A college education for the kids has long been at the core of respectability, but now it comes at a historically novel social and psychological cost. Because college is so expensive, students shoulder debts that follow them through their 20s, shaping their decisions about where to work, what to buy, and when to marry. Parents, meanwhile, find that the cost of college consumes savings and redirects funds that might have been socked away for retirement.
Although middle-age Americans have always carried the most debt, relying on home loans and credit-card charges to build their family, now they must also take out loans to meet their children’s tuition responsibilities. As students hit the ceiling on their federal borrowing, parents are stepping in to fill the gap. Household debt is graying, the Federal Reserve Bank of New York has found. Borrowers in their later years—between the ages of 50 and 80— have propelled consumer debt to its new heights.
Aspiring to stability and respectability today means not only navigating the landscape of eroded and contingent work, but managing debts. Trying to give children a shot, parents take on financial burdens that can destabilize their own future security.

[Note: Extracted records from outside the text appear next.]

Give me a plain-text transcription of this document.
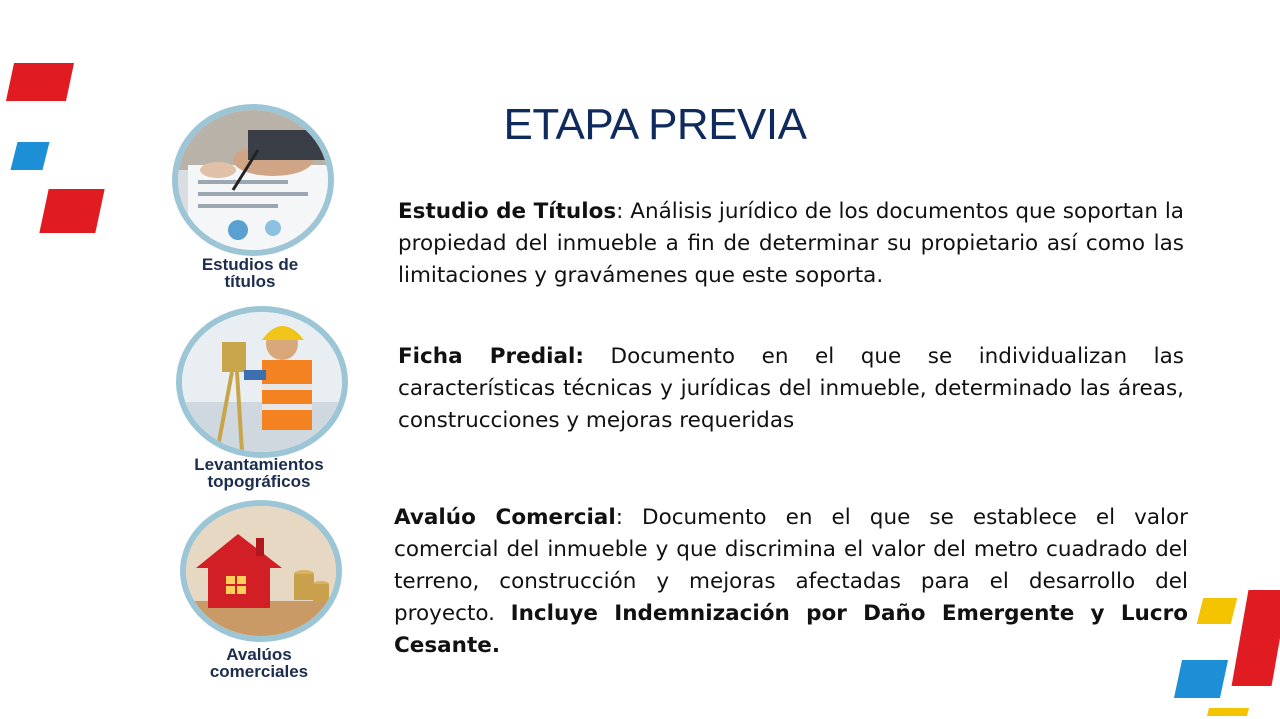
ETAPA PREVIA
Estudios de títulos
Levantamientos topográficos
Avalúos comerciales
Estudio de Títulos: Análisis jurídico de los documentos que soportan la propiedad del inmueble a fin de determinar su propietario así como las limitaciones y gravámenes que este soporta.
Ficha Predial: Documento en el que se individualizan las características técnicas y jurídicas del inmueble, determinado las áreas, construcciones y mejoras requeridas
Avalúo Comercial: Documento en el que se establece el valor comercial del inmueble y que discrimina el valor del metro cuadrado del terreno, construcción y mejoras afectadas para el desarrollo del proyecto. Incluye Indemnización por Daño Emergente y Lucro Cesante.
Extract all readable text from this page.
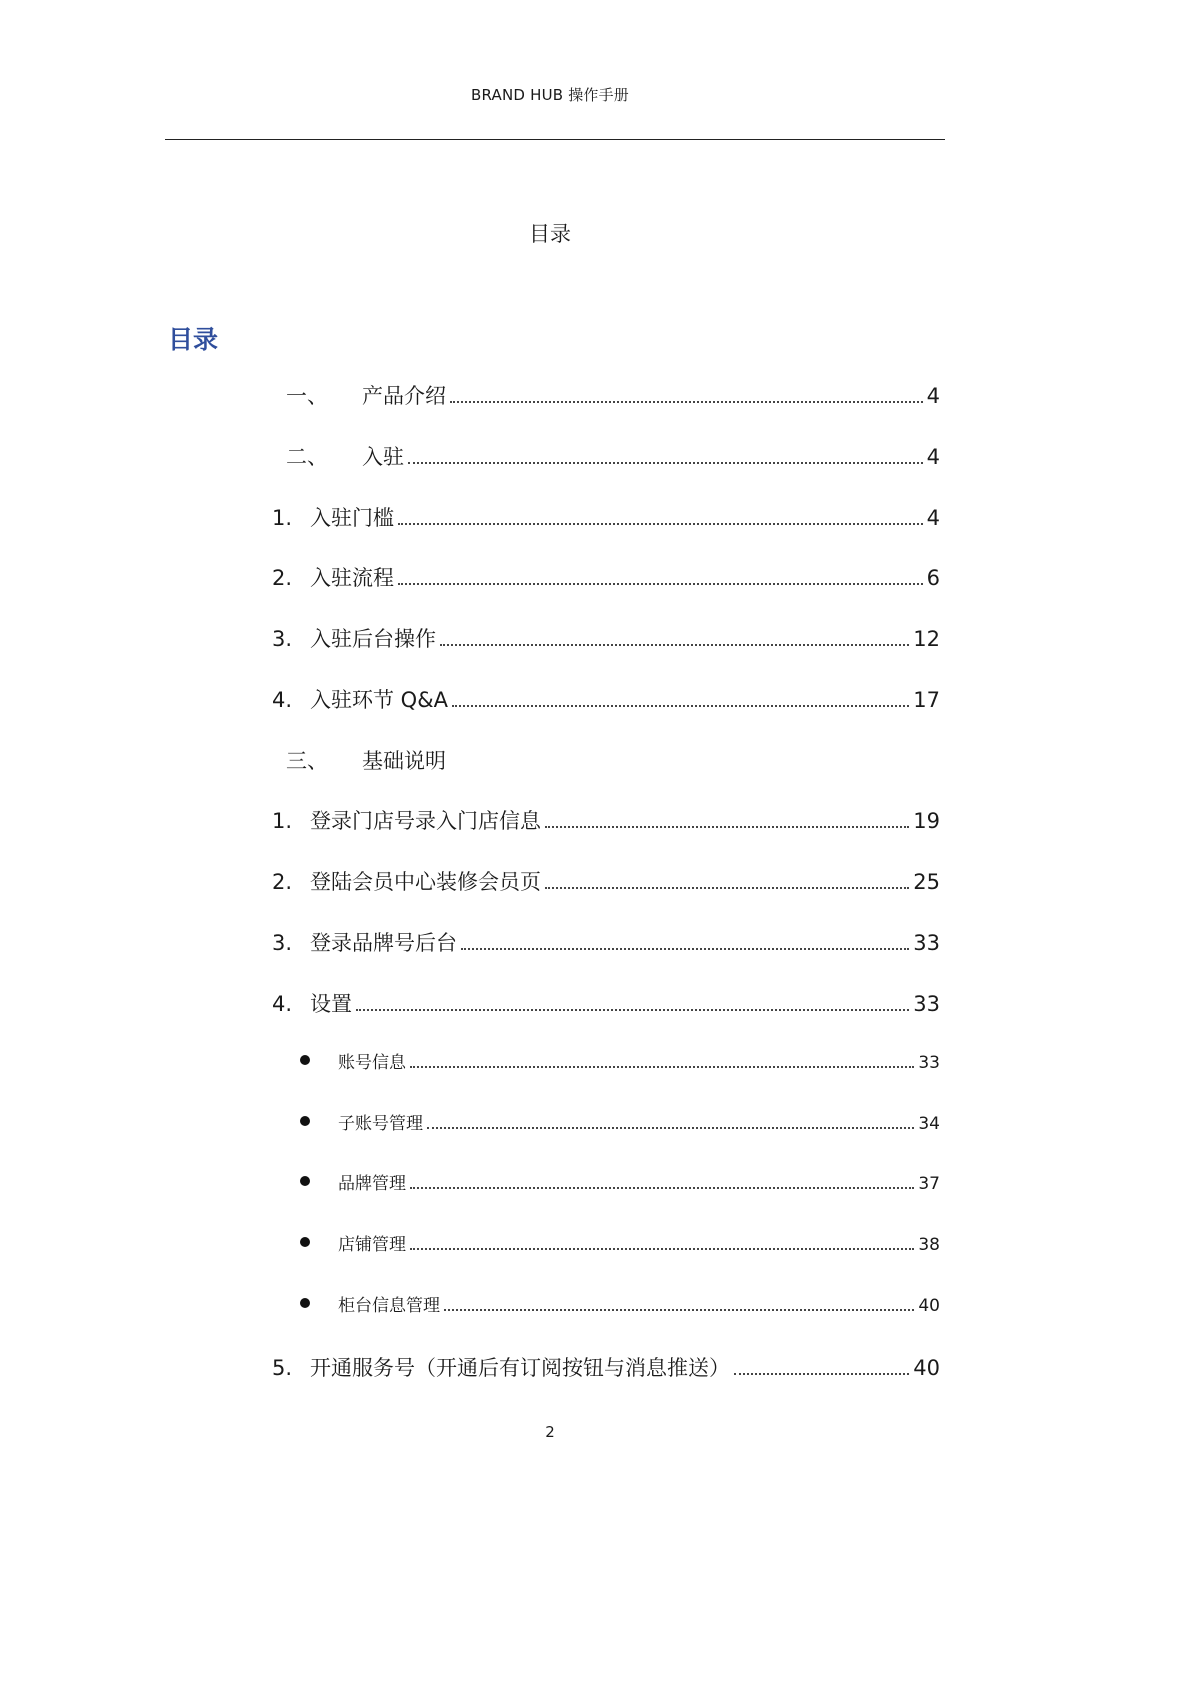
BRAND HUB 操作手册
目录
目录
一、	产品介绍	4
二、	入驻	4
1. 入驻门槛	4
2. 入驻流程	6
3. 入驻后台操作	12
4. 入驻环节 Q&A	17
三、	基础说明
1. 登录门店号录入门店信息	19
2. 登陆会员中心装修会员页	25
3. 登录品牌号后台	33
4. 设置	33
账号信息	33
子账号管理	34
品牌管理	37
店铺管理	38
柜台信息管理	40
5. 开通服务号（开通后有订阅按钮与消息推送）	40
2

Class has always been partly about income, but debt is now an equal component of the middle-class story, leading to a central paradox of aspirational lives: Striving for stability and respectability means inhabiting insecurity both socially and psychologically. Economic metrics alone can tell only a shallow story, but at the very least, debt should join income in any attempt at definition.
The deeper story lies beyond these metrics, however. The middle class is tricky to define today because the secure jobs and stable home lives that supplied its historical definition are now gone for most Americans.
Under these conditions, it may no longer even make sense to talk about the “middle class” at all. New concepts may be necessary to describe the social stratification in America’s polarized society.